A decisão é sair ou ficar na crise. Aí, é preciso tributar o combustível, pode tributar o setor primário, a qualidade cai. O Brasil se meteu numa armadilha com esse tipo de política. O país fez tecnicamente muito mal esse tipo de política. E, politicamente, o Brasil é um Estado capturado por esse tipo de patrimonialismo.
A alíquota tem de ser a mesma para todo mundo. Sabemos disso há 50 anos.
O que é mais eficiente, aumento de alíquota de ICMS ou corte de subsídios?
Corte de subsídios. O ideal é não ter diferença tributária entre setores. A alíquota tem de ser a mesma para todo mundo. Sabemos disso há 50 anos. O mundo migrou para esse tipo de imposto. Aqui no Brasil, a nova reforma é um avanço grande, porque nosso sistema é todo tecnicamente mal desenhado. Gera ineficiência, baixo crescimento, baixa produtividade. É uma tragédia. A reforma é melhor. Mas ficou boa? Não, porque tem distorções como ter definido alíquota menor para escritórios médicos, escritórios de advocacia que faturam R$ 20 milhões por mês.
Em tese, a reforma elimina a guerra fiscal por incentivo de ICMS. É uma melhora?
A reforma tributária vai demorar anos para ser implementada. Mas, sim, melhora a longo prazo. Um dos erros técnicos do sistema tributário atual é cobrar na origem, por tipos de produtos e em crédito produtivo, e não financeiro. Financeiro é bater nota fiscal com nota fiscal. Calcula o que vendeu, menos o que comprou, aplica uma só alíquota. É muito fácil, não dá problema. Mas nosso sistema não permite uma transição rápida.
Os gastos continuam aumentando. E o governo quer mais imposto, porque quer gastar mais.
O que preocupa na regulamentação da reforma tributária?
Está bem complicado, estou bem preocupado. Tem risco de piorar ainda mais. O problema são os detalhes das leis. Tem de regulamentar quem vai entrar no bonde do privilégio. Por isso, tem de ser uma alíquota só para todo mundo. O Estado brasileiro é permeável a fazer esse processo de forma pouco racional. A sociedade também é.
Precisamos de uma nova crise para fazer mais reformas?
Infelizmente, temos feito reformas durante crises. Agora, no curto prazo, o cenário está bom. O Brasil saiu bem da pandemia. Teve distribuição de recursos públicos fiscais, que é a causa do problema, no governo Bolsonaro. E a derrama de dinheiro público continuou no ano passado. Os gastos continuam aumentando. E o governo quer mais imposto, porque quer gastar mais.

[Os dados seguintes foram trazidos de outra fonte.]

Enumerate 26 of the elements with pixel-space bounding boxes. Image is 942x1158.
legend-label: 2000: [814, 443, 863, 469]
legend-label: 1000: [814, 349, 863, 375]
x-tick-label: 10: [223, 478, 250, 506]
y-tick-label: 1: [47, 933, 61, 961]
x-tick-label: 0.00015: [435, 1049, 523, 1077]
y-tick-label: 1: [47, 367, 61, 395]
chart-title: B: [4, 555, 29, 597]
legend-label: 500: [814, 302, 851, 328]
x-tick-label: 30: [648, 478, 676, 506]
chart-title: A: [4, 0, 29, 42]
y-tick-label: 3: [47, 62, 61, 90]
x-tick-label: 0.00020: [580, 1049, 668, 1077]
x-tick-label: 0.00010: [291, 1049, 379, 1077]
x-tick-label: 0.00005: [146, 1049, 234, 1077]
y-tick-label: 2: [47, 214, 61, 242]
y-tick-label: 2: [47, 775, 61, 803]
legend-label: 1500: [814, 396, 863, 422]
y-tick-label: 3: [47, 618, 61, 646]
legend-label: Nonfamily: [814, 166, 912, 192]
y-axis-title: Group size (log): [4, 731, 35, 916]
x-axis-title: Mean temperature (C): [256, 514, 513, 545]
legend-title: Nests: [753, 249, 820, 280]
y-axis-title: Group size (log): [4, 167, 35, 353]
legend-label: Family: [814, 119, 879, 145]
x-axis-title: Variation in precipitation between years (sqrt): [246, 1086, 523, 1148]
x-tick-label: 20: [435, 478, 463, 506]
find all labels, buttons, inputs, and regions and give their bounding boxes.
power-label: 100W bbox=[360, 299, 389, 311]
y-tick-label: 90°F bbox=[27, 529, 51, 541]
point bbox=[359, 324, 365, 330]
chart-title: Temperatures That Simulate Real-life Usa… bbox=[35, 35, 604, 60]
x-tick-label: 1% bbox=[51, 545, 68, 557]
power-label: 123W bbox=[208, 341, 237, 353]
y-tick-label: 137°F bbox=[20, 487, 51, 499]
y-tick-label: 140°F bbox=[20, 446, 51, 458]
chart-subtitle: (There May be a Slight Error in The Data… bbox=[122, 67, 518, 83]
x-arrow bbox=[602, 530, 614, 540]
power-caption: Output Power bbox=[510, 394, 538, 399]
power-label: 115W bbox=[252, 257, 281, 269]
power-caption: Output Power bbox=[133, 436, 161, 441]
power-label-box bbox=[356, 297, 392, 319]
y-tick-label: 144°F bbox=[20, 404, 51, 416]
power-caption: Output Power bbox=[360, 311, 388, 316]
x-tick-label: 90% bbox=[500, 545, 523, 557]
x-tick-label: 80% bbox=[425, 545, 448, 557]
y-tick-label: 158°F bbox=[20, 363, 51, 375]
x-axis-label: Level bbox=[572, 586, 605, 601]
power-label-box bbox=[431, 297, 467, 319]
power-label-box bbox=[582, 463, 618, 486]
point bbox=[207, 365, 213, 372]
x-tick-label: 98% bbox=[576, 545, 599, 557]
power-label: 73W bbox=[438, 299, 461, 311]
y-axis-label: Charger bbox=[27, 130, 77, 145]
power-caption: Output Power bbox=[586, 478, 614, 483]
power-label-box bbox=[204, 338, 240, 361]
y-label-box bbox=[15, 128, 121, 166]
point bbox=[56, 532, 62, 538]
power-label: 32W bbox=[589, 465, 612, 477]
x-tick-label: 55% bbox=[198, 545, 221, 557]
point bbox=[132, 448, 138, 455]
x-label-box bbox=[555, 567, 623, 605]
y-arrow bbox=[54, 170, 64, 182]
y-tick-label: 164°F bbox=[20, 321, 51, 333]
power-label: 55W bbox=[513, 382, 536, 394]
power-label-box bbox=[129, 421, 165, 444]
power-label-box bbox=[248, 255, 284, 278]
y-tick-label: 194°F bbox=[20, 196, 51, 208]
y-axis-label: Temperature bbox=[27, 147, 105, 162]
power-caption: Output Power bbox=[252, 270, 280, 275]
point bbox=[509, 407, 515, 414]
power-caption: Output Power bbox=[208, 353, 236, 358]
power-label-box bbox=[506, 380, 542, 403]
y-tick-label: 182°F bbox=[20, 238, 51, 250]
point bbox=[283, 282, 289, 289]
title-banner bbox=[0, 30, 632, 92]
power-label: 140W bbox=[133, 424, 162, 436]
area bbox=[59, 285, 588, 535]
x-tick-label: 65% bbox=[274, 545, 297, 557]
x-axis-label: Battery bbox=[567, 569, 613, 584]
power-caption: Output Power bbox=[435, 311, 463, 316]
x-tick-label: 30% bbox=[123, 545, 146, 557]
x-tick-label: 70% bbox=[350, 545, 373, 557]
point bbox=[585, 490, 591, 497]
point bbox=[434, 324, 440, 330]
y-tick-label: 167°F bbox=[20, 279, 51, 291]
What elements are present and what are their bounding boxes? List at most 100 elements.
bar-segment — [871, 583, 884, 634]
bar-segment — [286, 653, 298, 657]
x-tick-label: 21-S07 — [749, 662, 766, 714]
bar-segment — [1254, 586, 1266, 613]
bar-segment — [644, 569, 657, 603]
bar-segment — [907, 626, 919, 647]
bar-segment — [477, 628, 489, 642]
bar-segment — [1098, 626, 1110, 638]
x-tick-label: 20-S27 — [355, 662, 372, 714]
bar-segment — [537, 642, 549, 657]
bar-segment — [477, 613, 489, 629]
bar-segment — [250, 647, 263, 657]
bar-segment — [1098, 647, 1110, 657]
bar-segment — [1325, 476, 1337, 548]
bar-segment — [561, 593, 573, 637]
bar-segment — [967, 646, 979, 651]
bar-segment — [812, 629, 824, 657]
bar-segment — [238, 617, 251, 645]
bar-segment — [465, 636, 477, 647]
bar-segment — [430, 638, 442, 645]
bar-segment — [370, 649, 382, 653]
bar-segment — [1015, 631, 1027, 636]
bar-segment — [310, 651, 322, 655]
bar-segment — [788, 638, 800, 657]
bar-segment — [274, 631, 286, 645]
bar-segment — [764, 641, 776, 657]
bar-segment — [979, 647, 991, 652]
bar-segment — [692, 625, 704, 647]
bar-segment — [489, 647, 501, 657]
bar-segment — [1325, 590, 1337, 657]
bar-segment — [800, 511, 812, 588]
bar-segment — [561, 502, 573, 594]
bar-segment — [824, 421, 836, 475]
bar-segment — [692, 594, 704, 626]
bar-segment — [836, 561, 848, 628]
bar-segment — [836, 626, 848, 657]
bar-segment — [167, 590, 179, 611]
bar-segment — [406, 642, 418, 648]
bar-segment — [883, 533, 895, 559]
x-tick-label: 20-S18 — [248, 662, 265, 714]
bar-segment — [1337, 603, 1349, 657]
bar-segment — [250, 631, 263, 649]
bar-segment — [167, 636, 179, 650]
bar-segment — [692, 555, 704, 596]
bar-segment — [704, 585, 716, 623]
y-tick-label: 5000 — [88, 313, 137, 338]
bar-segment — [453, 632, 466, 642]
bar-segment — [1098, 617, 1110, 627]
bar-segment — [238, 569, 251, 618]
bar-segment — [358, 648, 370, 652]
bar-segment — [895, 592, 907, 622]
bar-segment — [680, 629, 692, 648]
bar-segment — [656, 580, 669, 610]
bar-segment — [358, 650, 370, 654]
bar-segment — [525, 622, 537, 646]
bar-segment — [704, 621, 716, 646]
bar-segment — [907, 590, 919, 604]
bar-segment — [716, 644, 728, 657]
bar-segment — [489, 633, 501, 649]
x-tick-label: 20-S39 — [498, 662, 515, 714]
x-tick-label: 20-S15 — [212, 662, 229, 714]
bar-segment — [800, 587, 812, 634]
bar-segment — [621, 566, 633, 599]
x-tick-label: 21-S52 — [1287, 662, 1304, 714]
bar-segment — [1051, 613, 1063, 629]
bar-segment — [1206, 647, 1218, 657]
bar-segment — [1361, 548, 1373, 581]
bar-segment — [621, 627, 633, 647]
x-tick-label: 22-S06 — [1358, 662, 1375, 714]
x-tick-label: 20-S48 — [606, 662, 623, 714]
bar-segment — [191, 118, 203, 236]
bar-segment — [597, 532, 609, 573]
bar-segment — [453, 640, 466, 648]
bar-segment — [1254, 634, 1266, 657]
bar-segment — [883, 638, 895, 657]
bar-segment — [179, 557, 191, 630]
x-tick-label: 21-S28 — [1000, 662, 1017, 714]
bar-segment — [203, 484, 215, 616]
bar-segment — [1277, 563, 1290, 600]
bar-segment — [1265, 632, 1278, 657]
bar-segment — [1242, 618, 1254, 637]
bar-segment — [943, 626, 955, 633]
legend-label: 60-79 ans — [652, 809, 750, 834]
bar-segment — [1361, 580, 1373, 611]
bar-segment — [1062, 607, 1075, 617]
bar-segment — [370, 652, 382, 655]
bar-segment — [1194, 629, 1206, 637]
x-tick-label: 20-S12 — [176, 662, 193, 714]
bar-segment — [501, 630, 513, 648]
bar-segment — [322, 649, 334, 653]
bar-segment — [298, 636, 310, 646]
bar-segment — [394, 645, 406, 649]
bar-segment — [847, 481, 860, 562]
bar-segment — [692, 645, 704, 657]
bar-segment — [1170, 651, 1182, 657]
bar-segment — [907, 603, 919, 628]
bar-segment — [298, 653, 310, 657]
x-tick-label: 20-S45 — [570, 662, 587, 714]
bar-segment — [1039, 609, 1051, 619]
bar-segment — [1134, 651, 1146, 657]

Há chance de desvincular receitas e despesas, como no caso da saúde e educação?
O teto de gastos acabou com isso. O gasto era ajustado pela inflação. Isso foi uma das razões para o sucesso do teto de gastos. E agora voltou a vinculação. Vamos ter de aumentar muito mais a arrecadação para bancar esses gastos vinculados. É muito difícil desvincular, porque o teto do governo Temer virou um objeto maldito da política. O teto levou o Brasil a uma queda monumental de juro, ajudou a gente a sair da crise. E se olhar os números, a velocidade que a economia do país melhorou depois do teto, é impressionante. Então, agora, no curto prazo, a economia está crescendo, só que a conta vem depois.